16 febrero, 2011

EL EXAMEN



La mujer tocaba el piano con brusquedad.
En el cuarto del fondo, tres niñas lloraban sin piedad.
Eran las tres de la madrugada.
Se sentía sola, pero no estaba sola.
Pretendía leer las notas de la partitura y arrancar, sin equívoco, las notas de las teclas blancas y negras, pero sus dedos se habían declarado insumisos y la mínima lucidez mental requerida para tal menester escapaba por la ventana a la fría madrugada.

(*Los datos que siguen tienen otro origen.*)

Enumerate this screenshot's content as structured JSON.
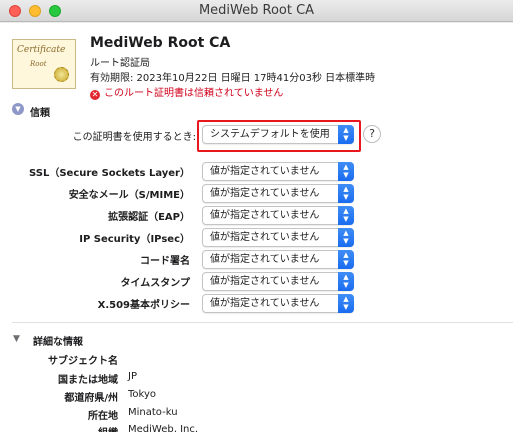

Sobre Madrid caía un agua-nieve de miedo y desesperación.
Existen edades -se dijo- en las que la indeterminación conduce al derrotismo.
Por un momento, su cuerpo se trasladó a una gran sala, en cuyo centro, dos hombres y una mujer, todos vestidos de un riguroso negro, apuntaban en sus cuadernos, parapetados tras la maltrecha madera de un antediluviano escritorio reconvertido para la ocasión.
La primera pieza era sencilla y el jurado no formuló ninguna objeción.
La segunda era un fragmento del Rude Poem de Heitor Villa-Lobos. Tan complicada y extraña que ella jamás había oído ni siquiera hablar de ella.
Comenzó con inseguridad, aferrando las notas y sin cometer ningún error.
Sin embargo, sentía que sus manos no eran las de la virtuosa pianista en la que deseaba convertirse.
Y ése se instituyó en su final.
Relámpagos de aterimiento, contracciones, desvanecimiento íntegro...
El jurado la felicitó, con esa condescendencia que advierte la debacle.
No volvió a tocar más el piano.
No se dejó seducir por el embrujo de esa mágica caja de resonancia.
Hasta esa noche.
En la que la soledad le dictaba las notas de una partitura que no necesitaba seguir.
Y, por la débil firmeza de los tabiques de su casa, escapaba una obra interpretada sin yerro y con un virtuosismo al alcance, únicamente, de los más prestigiosos músicos.
Al acabar, los llantos de la habitación del fondo habían cesado.
Y, sin embargo, las lágrimas, como si se hubiesen trasladado, aparecieron en su rostro.